Liu Zichun, Huang Liusheng, Xu Hongli, Yang Wei
School of Computer Science and Technology, University of Science and Technology of China, Hefei 230026, China.
Entropy (Basel). 2023 Jan 9;25(1):130. doi: 10.3390/e25010130.
Graph data are widely collected and exploited by organizations, providing convenient services from policy formation and market decisions to medical care and social interactions. Yet, recent exposures of private data abuses have caused huge financial and reputational costs to both organizations and their users, enabling designing efficient privacy protection mechanisms a top priority. Local differential privacy (LDP) is an emerging privacy preservation standard and has been studied in various fields, including graph data aggregation. However, existing research studies of graph aggregation with LDP mainly provide single edge privacy for pure graph, leaving heterogeneous graph data aggregation with stronger privacy as an open challenge.
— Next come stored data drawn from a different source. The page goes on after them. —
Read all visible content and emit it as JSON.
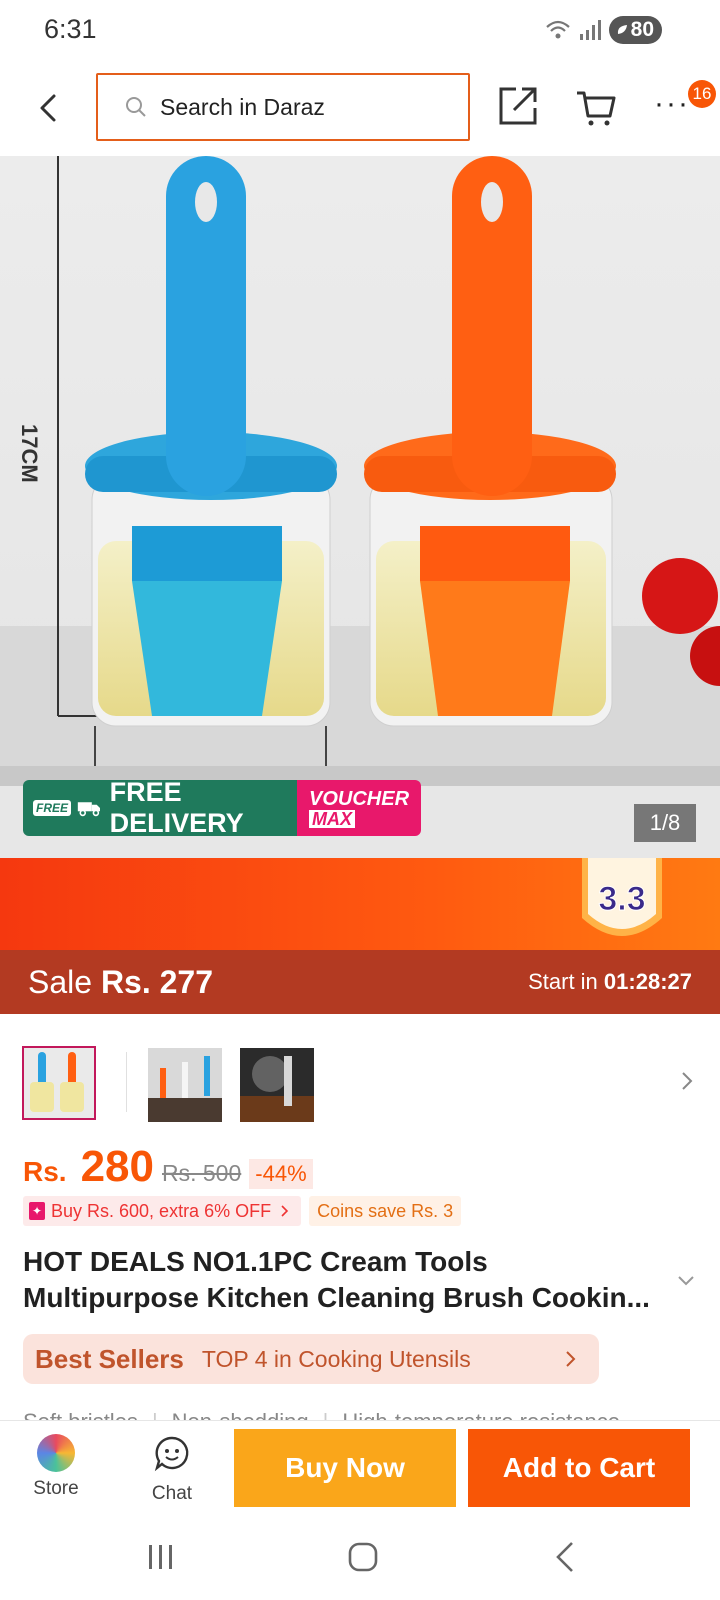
{
  "status_bar": {
    "time": "6:31",
    "battery": "80"
  },
  "header": {
    "search_placeholder": "Search in Daraz",
    "notification_count": "16"
  },
  "product_image": {
    "dimension_label": "17CM",
    "free_tag": "FREE",
    "delivery_text": "FREE DELIVERY",
    "voucher_line1": "VOUCHER",
    "voucher_line2": "MAX",
    "page_indicator": "1/8"
  },
  "campaign": {
    "logo_text": "3.3",
    "sale_label": "Sale",
    "sale_price": "Rs. 277",
    "start_label": "Start in",
    "countdown": "01:28:27"
  },
  "thumbnails": [
    {
      "name": "blue-orange-brushes",
      "active": true
    },
    {
      "name": "three-brushes",
      "active": false
    },
    {
      "name": "grill-brush",
      "active": false
    }
  ],
  "price": {
    "prefix": "Rs.",
    "current": "280",
    "original": "Rs. 500",
    "discount": "-44%"
  },
  "promos": {
    "buy_more": "Buy Rs. 600, extra 6% OFF",
    "coins": "Coins save Rs. 3"
  },
  "product": {
    "title": "HOT DEALS NO1.1PC Cream Tools Multipurpose Kitchen Cleaning Brush Cookin..."
  },
  "best_sellers": {
    "title": "Best Sellers",
    "rank": "TOP 4 in Cooking Utensils"
  },
  "features": [
    "Soft bristles",
    "Non-shedding",
    "High-temperature resistance"
  ],
  "action_bar": {
    "store_label": "Store",
    "chat_label": "Chat",
    "buy_now_label": "Buy Now",
    "add_to_cart_label": "Add to Cart"
  },
  "colors": {
    "brand_orange": "#f85606",
    "buy_now_yellow": "#faa61a",
    "sale_bar": "#b33a22",
    "delivery_green": "#1f7a5c",
    "voucher_pink": "#e8186b"
  }
}
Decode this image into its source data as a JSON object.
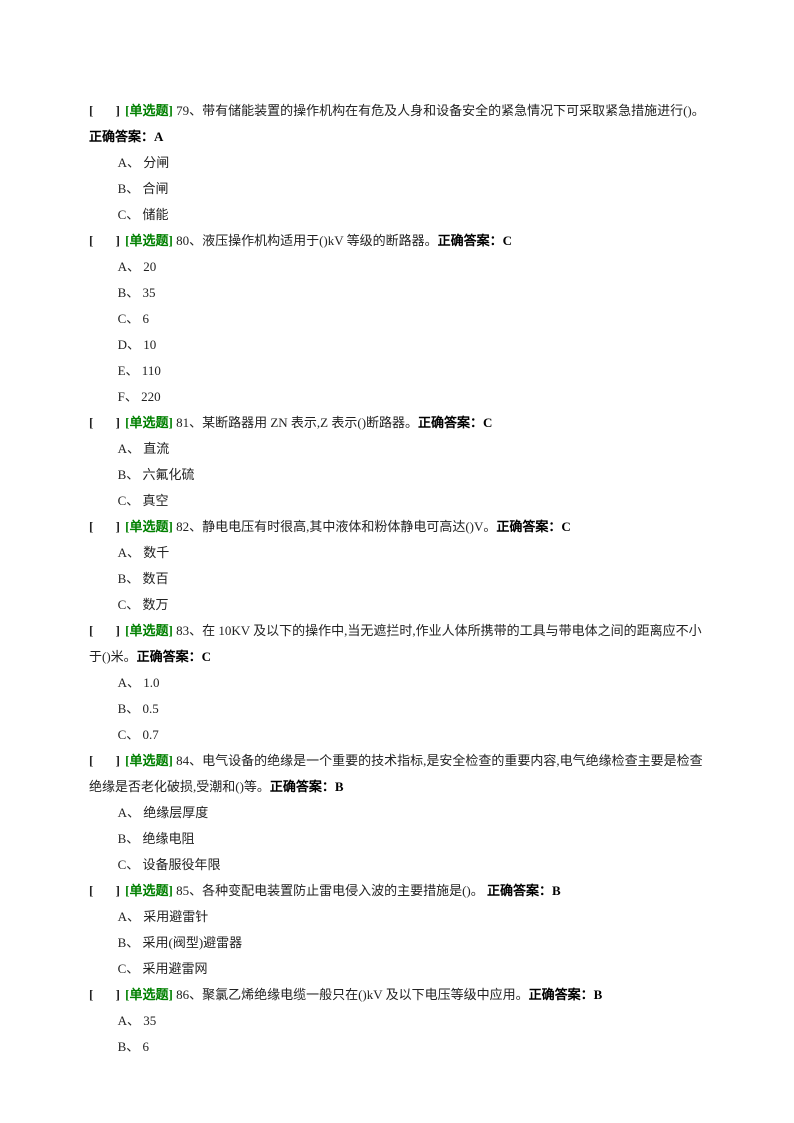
{
  "bracket": "[　 ]",
  "tag": "[单选题]",
  "answerLabel": "正确答案：",
  "questions": [
    {
      "num": "79",
      "text": "带有储能装置的操作机构在有危及人身和设备安全的紧急情况下可采取紧急措施进行()。",
      "answer": "A",
      "options": [
        {
          "letter": "A",
          "text": "分闸"
        },
        {
          "letter": "B",
          "text": "合闸"
        },
        {
          "letter": "C",
          "text": "储能"
        }
      ]
    },
    {
      "num": "80",
      "text": "液压操作机构适用于()kV 等级的断路器。",
      "answer": "C",
      "options": [
        {
          "letter": "A",
          "text": "20"
        },
        {
          "letter": "B",
          "text": "35"
        },
        {
          "letter": "C",
          "text": "6"
        },
        {
          "letter": "D",
          "text": "10"
        },
        {
          "letter": "E",
          "text": "110"
        },
        {
          "letter": "F",
          "text": "220"
        }
      ]
    },
    {
      "num": "81",
      "text": "某断路器用 ZN 表示,Z 表示()断路器。",
      "answer": "C",
      "options": [
        {
          "letter": "A",
          "text": "直流"
        },
        {
          "letter": "B",
          "text": "六氟化硫"
        },
        {
          "letter": "C",
          "text": "真空"
        }
      ]
    },
    {
      "num": "82",
      "text": "静电电压有时很高,其中液体和粉体静电可高达()V。",
      "answer": "C",
      "options": [
        {
          "letter": "A",
          "text": "数千"
        },
        {
          "letter": "B",
          "text": "数百"
        },
        {
          "letter": "C",
          "text": "数万"
        }
      ]
    },
    {
      "num": "83",
      "text": "在 10KV 及以下的操作中,当无遮拦时,作业人体所携带的工具与带电体之间的距离应不小于()米。",
      "answer": "C",
      "options": [
        {
          "letter": "A",
          "text": "1.0"
        },
        {
          "letter": "B",
          "text": "0.5"
        },
        {
          "letter": "C",
          "text": "0.7"
        }
      ]
    },
    {
      "num": "84",
      "text": "电气设备的绝缘是一个重要的技术指标,是安全检查的重要内容,电气绝缘检查主要是检查绝缘是否老化破损,受潮和()等。",
      "answer": "B",
      "options": [
        {
          "letter": "A",
          "text": "绝缘层厚度"
        },
        {
          "letter": "B",
          "text": "绝缘电阻"
        },
        {
          "letter": "C",
          "text": "设备服役年限"
        }
      ]
    },
    {
      "num": "85",
      "text": "各种变配电装置防止雷电侵入波的主要措施是()。 ",
      "answer": "B",
      "options": [
        {
          "letter": "A",
          "text": "采用避雷针"
        },
        {
          "letter": "B",
          "text": "采用(阀型)避雷器"
        },
        {
          "letter": "C",
          "text": "采用避雷网"
        }
      ]
    },
    {
      "num": "86",
      "text": "聚氯乙烯绝缘电缆一般只在()kV 及以下电压等级中应用。",
      "answer": "B",
      "options": [
        {
          "letter": "A",
          "text": "35"
        },
        {
          "letter": "B",
          "text": "6"
        }
      ]
    }
  ]
}
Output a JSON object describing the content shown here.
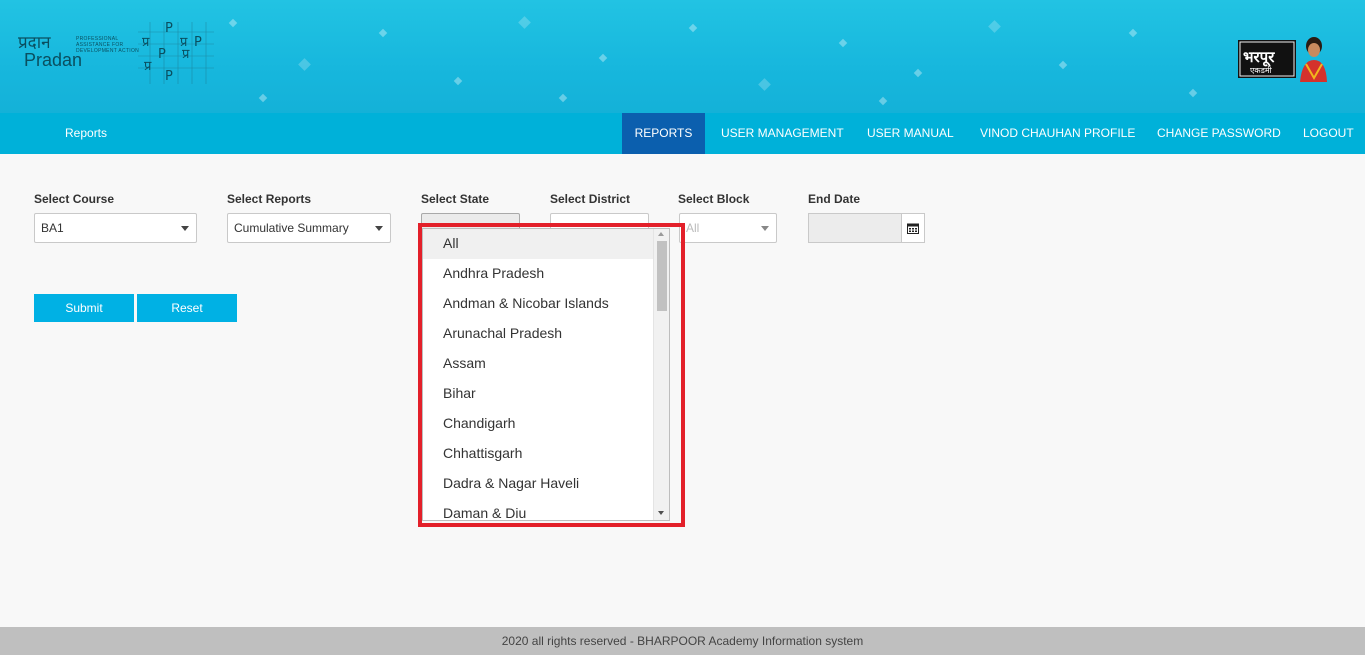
{
  "header": {
    "pradan_logo_text": "Pradan",
    "pradan_logo_hindi": "प्रदान",
    "pradan_tagline": "PROFESSIONAL ASSISTANCE FOR DEVELOPMENT ACTION",
    "prp_letters": [
      "प्र",
      "P",
      "प्र",
      "P",
      "प्र",
      "P",
      "प्र",
      "P"
    ],
    "bharpoor_logo_text": "भरपूर",
    "bharpoor_logo_sub": "एकडमी"
  },
  "nav": {
    "brand": "Reports",
    "items": [
      {
        "label": "REPORTS",
        "active": true
      },
      {
        "label": "USER MANAGEMENT",
        "active": false
      },
      {
        "label": "USER MANUAL",
        "active": false
      },
      {
        "label": "VINOD CHAUHAN PROFILE",
        "active": false
      },
      {
        "label": "CHANGE PASSWORD",
        "active": false
      },
      {
        "label": "LOGOUT",
        "active": false
      }
    ]
  },
  "form": {
    "course": {
      "label": "Select Course",
      "value": "BA1"
    },
    "reports": {
      "label": "Select Reports",
      "value": "Cumulative Summary"
    },
    "state": {
      "label": "Select State",
      "value": ""
    },
    "district": {
      "label": "Select District",
      "value": ""
    },
    "block": {
      "label": "Select Block",
      "value": "All"
    },
    "end_date": {
      "label": "End Date",
      "value": ""
    },
    "submit_label": "Submit",
    "reset_label": "Reset"
  },
  "state_dropdown": {
    "options": [
      "All",
      "Andhra Pradesh",
      "Andman & Nicobar Islands",
      "Arunachal Pradesh",
      "Assam",
      "Bihar",
      "Chandigarh",
      "Chhattisgarh",
      "Dadra & Nagar Haveli",
      "Daman & Diu"
    ],
    "selected_index": 0
  },
  "footer": {
    "text": "2020 all rights reserved - BHARPOOR Academy Information system"
  },
  "colors": {
    "banner": "#17b7dd",
    "navbar": "#00b1d9",
    "nav_active": "#0b5fae",
    "button": "#00b1e4",
    "highlight": "#e3202a",
    "footer": "#bfbfbf"
  }
}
In this paper, we take a step toward simultaneously collecting mixed attributed graph data while retaining intrinsic associations, with stronger local differential privacy protecting more than single edge. Specifically, we first propose a moderate granularity attributewise local differential privacy (ALDP) and formulate the problem of aggregating mixed attributed graph data as collecting two statistics under ALDP. Then we provide mechanisms to privately collect these statistics. For the categorical-attributed graph, we devise a utility-improved PrivAG mechanism, which randomizes and aggregates subsets of attribute and degree vectors. For heterogeneous graph, we present an adaptive binning scheme (ABS) to dynamically segment and simultaneously collect mixed attributed data, and extend the prior mechanism to a generalized PrivHG mechanism based on it. Finally, we practically optimize the utility of the mechanisms by reducing the computation costs and estimation errors. The effectiveness and efficiency of the mechanisms are validated through extensive experiments, and better performance is shown compared with the state-of-the-art mechanisms.
图形数据被组织广泛收集和利用,为从政策制定、市场决策到医疗保健和社交互动等提供便捷服务。然而,最近私人数据滥用事件的曝光给组织及其用户带来了巨大的财务和声誉损失,使得设计高效的隐私保护机制成为当务之急。局部差分隐私(LDP)是一种新兴的隐私保护标准,已在包括图形数据聚合在内的各个领域得到研究。然而,现有的关于使用LDP进行图形聚合的研究主要为纯图形提供单边隐私,将具有更强隐私保护的异构图形数据聚合作为一个开放挑战。在本文中,我们朝着同时收集混合属性图形数据迈出了一步,同时保留内在关联,并使用更强的局部差分隐私保护多个边而不仅仅是单边。具体而言,我们首先提出一种适度粒度的逐属性局部差分隐私(ALDP),并将混合属性图形数据的聚合问题表述为在ALDP下收集两个统计量。然后我们提供私下收集这些统计量的机制。对于分类属性图形,我们设计了一种效用改进的PrivAG机制,该机制对属性和度向量的子集进行随机化和聚合。对于异构图形,我们提出一种自适应分箱方案(ABS)来动态分割并同时收集混合属性数据,并在此基础上将先前的机制扩展为广义的PrivHG机制。最后,我们通过降低计算成本和估计误差来实际优化这些机制的效用。通过广泛的实验验证了这些机制的有效性和效率,并且与现有最先进的机制相比表现出更好的性能。